Dubai is a city like no other. For one thing, it has a very brief history, making it virtually embryonic in comparison to other world capitals. Its rise from a humble fishing village of pearl divers in the 19th century, to the economic powerhouse of the Middle East in the 21st century, reads like a fantastical rags-to-riches tale that would keep any modern-day story-telling Scheherazade busy for a good few Arabian nights.

Although conveniently perched on what’s endearingly called the “Creek” with an entrance to the Arabian Gulf, it’s practically in the middle of the desert and its skyline rises out of sandy nothingness like a George Lucas pit stop.

What makes Dubai so unique?

It’s hot. Blisteringly so, with the heat whacking you in the face the second you step off the plane. Yet, driving into the city from the airport, the first thing you notice everywhere is lush green grass, trimmed verges, and neat little hedges — your first introduction to the contradictions that make up this bizarre and wondrous city.

One of the most striking sights is the buildings — flashy, gleaming, and all vying for attention.

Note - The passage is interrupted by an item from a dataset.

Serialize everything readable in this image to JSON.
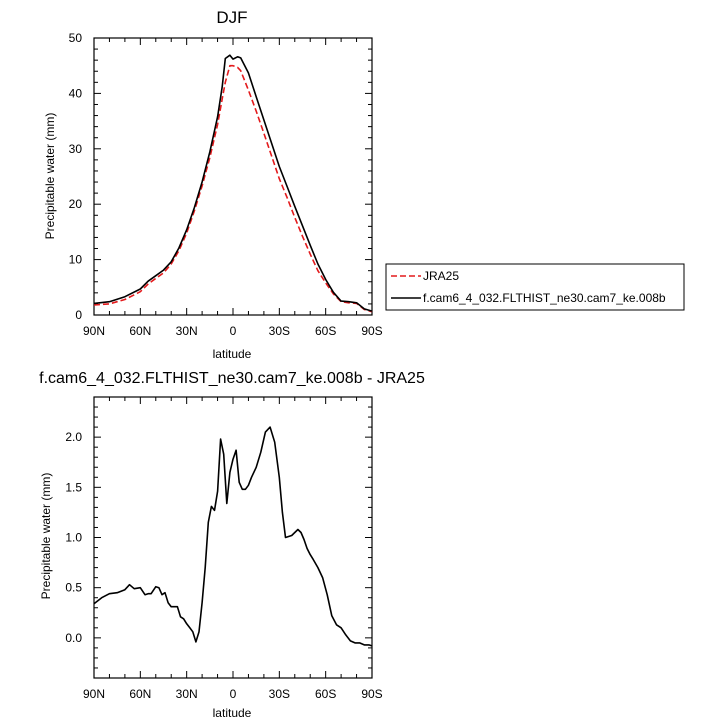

Some are architectural gems – the Dusit Dubai Hotel is shaped like two hands placed together in a Thai greeting, the impressive twin Emirates Towers jack-knife into the sky, and the renowned Burj Al Arab follows the outline of a billowing sail and boasts the airborne helipad from which Tiger Woods famously teed off the Dubai Open.

To call Dubai a shopper’s paradise would be a mammoth understatement. There are more than 50 malls and a further 20 developments in the pipeline, so whether you’re a bargain hunter or a designer devotee, your needs are catered for.

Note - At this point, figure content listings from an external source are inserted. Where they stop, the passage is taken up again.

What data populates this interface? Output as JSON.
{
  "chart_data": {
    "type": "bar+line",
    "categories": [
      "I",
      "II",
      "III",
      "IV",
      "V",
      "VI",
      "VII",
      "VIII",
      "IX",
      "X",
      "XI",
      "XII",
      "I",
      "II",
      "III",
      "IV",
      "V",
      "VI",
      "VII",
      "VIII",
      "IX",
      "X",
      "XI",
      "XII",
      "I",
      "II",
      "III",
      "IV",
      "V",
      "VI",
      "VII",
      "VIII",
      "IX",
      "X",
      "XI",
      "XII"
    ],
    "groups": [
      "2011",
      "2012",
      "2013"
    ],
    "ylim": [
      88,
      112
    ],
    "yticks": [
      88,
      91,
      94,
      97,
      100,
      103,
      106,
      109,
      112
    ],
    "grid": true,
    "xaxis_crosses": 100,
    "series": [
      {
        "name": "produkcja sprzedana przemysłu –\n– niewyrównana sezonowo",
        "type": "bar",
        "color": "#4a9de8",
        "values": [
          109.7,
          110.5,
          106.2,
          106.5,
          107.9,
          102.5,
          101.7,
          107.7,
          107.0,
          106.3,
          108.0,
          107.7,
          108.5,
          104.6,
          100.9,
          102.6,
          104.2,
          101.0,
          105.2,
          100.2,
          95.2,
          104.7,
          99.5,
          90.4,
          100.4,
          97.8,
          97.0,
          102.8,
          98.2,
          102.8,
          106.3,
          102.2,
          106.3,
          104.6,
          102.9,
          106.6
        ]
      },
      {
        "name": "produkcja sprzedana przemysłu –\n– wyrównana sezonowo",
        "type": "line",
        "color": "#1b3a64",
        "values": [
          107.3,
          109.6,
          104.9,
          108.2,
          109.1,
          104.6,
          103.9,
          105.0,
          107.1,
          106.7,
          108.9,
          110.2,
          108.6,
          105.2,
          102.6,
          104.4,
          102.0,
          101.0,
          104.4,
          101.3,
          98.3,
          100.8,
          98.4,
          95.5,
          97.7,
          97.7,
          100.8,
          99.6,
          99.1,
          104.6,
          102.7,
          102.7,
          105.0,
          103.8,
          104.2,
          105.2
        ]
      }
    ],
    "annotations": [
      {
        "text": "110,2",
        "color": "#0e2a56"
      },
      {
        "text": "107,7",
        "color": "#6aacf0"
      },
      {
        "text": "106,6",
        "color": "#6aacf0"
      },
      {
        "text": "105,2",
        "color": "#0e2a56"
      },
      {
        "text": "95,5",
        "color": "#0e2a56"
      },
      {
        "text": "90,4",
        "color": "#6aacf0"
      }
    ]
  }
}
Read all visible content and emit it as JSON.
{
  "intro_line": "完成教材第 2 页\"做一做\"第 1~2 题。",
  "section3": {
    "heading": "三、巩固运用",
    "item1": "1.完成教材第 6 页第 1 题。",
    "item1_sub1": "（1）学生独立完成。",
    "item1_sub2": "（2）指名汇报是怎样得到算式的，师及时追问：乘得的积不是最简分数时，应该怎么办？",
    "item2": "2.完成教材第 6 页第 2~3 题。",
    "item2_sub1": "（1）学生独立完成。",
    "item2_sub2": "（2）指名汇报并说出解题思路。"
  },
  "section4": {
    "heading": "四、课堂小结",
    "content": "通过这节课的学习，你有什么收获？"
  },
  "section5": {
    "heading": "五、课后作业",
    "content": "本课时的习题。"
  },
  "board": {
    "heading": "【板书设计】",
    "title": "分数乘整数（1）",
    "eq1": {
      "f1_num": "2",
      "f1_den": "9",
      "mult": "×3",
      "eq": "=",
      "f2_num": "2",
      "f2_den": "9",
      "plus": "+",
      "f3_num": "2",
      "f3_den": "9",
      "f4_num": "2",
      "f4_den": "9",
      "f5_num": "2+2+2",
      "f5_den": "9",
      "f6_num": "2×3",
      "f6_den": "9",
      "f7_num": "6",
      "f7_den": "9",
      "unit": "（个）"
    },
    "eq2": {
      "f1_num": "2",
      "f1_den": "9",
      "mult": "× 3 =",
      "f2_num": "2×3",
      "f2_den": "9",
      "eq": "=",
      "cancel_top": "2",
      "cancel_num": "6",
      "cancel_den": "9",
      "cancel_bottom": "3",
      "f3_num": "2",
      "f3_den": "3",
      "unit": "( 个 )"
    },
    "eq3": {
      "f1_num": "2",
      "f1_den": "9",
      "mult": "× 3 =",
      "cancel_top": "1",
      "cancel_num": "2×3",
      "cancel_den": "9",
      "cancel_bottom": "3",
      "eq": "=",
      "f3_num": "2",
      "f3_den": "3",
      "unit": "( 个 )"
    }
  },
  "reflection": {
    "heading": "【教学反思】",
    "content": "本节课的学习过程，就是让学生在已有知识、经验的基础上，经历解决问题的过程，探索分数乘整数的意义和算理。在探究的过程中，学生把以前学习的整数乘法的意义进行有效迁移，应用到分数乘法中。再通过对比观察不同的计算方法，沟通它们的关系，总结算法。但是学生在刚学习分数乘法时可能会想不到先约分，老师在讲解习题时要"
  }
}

Barring special sales (Dubai hosts several major shopping festivals during the year), it’s not necessarily that much cheaper, but the range, variety, and sheer volume of stores is breathtaking. 


Curiously, you won’t see many “locals” here. Dubai has a population of one million inhabitants, of which 80% are ex-pats. With over 150 nationalities represented (including a growing South African population), it’s one of the world’s most cosmopolitan cities.

Historical achievements and cultural nuances aside, it’s the multi-billion dollar development taking place that makes the city so gobsmacking.

Dubai’s development

With dwindling oil supplies, Dubai’s leaders, led by Crown Prince Sheikh Mohammed bin Rashid al-Maktoum, have their eyes locked on the future and their hopes pinned firmly on tourism.

Currently, about 5.4-million tourists visit the city and they hope to triple that number over the next five years. Everywhere you look, construction is on the go.

According to Conmex, the exhibition for the construction machinery and equipment, 25% of the world’s cranes reside in Dubai at present, nearly a quarter of the world’s 125,000 construction cranes, with each project as inconceivable and deliriously madcap as the next.

Dubai is like the gold-chained, slicked-back hair, open-shirted cousin of the United Arab Emirates (UAE).

It’s sleek, modern, insanely rich, and defiant of criticism. Yet, while Dubai belongs to the future, it unwittingly pays homage to its roots every day.

The best place to see this is at the Creek, which is still the main artery of trade in the UAE. Watch as merchants offload sacks of rose petals and spices from their dhows having sailed from as far away as India and East Africa, only to set out again. It’s an age-old journey that keeps the city’s true heart beating, alive and romantic.